In 1925, she married a mining engineer, the superbly named Ronald Rougier, and together they did stints in Africa and Macedonia. When Heyer fell pregnant with her first and only child, however, they returned to Britain, where Rougier ran a sports shop in a Sussex village. But the business was not a success. Heyer now found herself the main breadwinner, and her pace increased yet further, with the result that she succumbed to an "internal poisoning" (otherwise known as a nervous breakdown).
Yet still the books came, and when Ronald eventually qualified as a barrister, the pair moved to a smart apartment in the Albany, Piccadilly, a home that appealed to the snooty Heyer for obvious reasons. After this, there is little to report. She wrote lots more books. She liked to watch her husband, with whom she did not share a bed, playing golf. She was once invited to lunch with the Queen who is, along with Cilla Black and AS Byatt, a Heyer fan though she did not much enjoy it. (My dear, the Duke of Edinburgh's manners!) She died of lung cancer in 1974, the author of 55 novels.
What, I wonder, is the point of this book? Who is it for? According to its jacket, Jennifer Kloester is "the foremost expert on Heyer" (as if the world's universities were crammed with her competitors, all of them writing PhDs on The Grand Sophy and Regency Buck). What this means in practice is that she tells you everything I mean everything about a woman whose life was simply not very interesting. This is a biography in which the pregnancy of a daughter-in-law is giant news.
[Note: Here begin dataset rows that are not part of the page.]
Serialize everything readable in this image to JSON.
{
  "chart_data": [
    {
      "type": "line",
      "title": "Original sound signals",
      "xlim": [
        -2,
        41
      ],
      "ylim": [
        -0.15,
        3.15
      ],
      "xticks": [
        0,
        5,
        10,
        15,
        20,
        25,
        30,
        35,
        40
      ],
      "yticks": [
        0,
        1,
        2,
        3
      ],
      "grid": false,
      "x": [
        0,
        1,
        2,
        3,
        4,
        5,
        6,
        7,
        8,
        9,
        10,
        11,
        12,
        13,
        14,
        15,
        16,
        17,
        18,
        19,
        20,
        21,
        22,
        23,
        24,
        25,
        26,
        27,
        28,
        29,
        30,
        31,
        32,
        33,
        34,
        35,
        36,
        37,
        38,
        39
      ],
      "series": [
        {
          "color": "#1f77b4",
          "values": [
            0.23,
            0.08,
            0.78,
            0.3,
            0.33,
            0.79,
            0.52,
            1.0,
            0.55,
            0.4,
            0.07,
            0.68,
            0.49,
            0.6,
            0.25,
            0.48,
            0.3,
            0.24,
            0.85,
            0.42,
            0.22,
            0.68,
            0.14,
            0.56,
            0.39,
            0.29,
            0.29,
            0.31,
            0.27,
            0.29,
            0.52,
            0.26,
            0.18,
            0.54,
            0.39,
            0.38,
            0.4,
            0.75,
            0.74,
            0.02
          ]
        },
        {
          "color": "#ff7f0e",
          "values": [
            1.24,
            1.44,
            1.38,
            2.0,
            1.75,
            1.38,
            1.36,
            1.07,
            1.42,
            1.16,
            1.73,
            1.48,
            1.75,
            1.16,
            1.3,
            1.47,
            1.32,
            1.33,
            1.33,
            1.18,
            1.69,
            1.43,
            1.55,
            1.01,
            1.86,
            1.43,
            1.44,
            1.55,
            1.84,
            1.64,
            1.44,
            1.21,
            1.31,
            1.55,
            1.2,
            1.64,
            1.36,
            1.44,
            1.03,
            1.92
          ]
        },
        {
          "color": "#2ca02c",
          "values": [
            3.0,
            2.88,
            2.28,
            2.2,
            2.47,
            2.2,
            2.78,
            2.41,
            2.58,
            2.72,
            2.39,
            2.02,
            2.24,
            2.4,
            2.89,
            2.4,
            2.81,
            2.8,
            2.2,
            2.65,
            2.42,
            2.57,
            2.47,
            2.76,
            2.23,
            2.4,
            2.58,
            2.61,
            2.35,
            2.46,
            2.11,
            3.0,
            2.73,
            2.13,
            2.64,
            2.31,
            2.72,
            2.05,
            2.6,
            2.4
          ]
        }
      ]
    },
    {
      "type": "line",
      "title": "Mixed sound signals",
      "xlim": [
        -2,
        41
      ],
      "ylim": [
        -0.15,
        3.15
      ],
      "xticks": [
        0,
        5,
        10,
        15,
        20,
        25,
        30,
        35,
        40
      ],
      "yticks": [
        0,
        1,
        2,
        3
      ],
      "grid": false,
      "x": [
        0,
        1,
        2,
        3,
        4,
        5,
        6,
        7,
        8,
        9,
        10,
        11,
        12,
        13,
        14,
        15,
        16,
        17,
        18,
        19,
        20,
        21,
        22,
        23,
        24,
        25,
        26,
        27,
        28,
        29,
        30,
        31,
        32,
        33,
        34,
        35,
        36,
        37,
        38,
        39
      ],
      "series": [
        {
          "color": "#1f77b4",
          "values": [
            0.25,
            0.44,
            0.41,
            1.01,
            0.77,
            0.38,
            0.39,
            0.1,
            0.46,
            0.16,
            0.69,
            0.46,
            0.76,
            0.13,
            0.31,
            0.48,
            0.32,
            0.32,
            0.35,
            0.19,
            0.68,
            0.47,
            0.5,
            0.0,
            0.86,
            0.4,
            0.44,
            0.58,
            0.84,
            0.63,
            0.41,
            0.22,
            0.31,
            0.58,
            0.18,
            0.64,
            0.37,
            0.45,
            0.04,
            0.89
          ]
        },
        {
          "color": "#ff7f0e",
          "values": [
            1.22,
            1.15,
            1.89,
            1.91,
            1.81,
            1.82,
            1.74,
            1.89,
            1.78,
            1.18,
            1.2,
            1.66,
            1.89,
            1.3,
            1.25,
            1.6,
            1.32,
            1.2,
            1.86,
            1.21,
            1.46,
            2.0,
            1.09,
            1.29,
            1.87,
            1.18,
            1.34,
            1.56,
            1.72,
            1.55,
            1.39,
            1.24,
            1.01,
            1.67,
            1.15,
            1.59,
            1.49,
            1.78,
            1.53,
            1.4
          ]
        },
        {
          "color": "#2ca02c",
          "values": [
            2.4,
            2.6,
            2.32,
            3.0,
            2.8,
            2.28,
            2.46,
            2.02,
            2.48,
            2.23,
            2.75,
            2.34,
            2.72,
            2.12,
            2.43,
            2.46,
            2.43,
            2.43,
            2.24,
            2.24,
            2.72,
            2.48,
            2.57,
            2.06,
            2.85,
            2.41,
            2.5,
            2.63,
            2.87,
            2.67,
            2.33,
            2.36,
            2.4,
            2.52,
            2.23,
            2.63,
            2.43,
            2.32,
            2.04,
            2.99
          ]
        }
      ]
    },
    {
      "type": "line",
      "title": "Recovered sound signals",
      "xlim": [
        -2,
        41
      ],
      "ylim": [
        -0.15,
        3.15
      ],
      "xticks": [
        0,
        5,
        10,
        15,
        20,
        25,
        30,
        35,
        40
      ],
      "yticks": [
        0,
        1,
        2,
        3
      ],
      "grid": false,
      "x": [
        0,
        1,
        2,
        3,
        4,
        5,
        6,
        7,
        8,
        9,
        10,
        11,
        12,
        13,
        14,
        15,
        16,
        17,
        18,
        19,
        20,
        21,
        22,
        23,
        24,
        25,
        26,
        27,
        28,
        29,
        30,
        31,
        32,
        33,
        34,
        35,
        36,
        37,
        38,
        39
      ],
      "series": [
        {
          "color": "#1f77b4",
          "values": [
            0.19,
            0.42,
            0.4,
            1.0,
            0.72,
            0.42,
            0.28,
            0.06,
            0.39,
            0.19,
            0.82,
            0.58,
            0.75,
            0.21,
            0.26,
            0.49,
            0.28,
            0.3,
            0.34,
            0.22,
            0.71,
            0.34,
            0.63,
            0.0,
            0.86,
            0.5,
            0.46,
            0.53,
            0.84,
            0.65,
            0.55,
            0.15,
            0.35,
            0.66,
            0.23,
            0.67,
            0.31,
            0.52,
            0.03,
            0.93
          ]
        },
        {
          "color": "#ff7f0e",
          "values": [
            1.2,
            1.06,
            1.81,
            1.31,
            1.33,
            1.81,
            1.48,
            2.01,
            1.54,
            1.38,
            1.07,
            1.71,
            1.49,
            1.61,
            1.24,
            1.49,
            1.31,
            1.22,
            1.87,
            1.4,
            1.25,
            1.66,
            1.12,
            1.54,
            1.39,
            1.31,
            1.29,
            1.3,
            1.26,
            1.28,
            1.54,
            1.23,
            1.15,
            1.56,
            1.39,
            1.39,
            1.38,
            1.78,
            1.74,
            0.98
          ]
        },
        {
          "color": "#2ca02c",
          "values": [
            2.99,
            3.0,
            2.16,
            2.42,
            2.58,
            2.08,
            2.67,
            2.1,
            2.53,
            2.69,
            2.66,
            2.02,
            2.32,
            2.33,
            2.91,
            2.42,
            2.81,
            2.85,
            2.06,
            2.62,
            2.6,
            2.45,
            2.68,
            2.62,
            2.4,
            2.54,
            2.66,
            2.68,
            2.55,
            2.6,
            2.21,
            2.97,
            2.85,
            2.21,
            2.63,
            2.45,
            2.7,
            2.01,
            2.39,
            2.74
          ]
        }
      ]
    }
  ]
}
Yes, Kloester has had, courtesy of Heyer's late son, Sir Richard Rougier (the high court judge who once claimed never to have heard of bouncy castles), unbridled access to Heyer's papers, but since these include no exciting love letters, and nothing in the way of literary gossip, one wishes she had not felt obliged to quote from them so extensively. (One letter, in which Heyer complains to her agent about her publisher, Heinemann, is reprinted over three pages.)
As for the mystery of Heyer's writing how it works; why so many intelligent people love it Kloester simply does not go there, and her book is thus squeezed dry of all the joy it might have had. If you want fun if you want elopements and quadrilles, velvet britches and sprig muslin gowns you will have to go back to the novels, still in print, and still the greatest and most surprising of pleasures.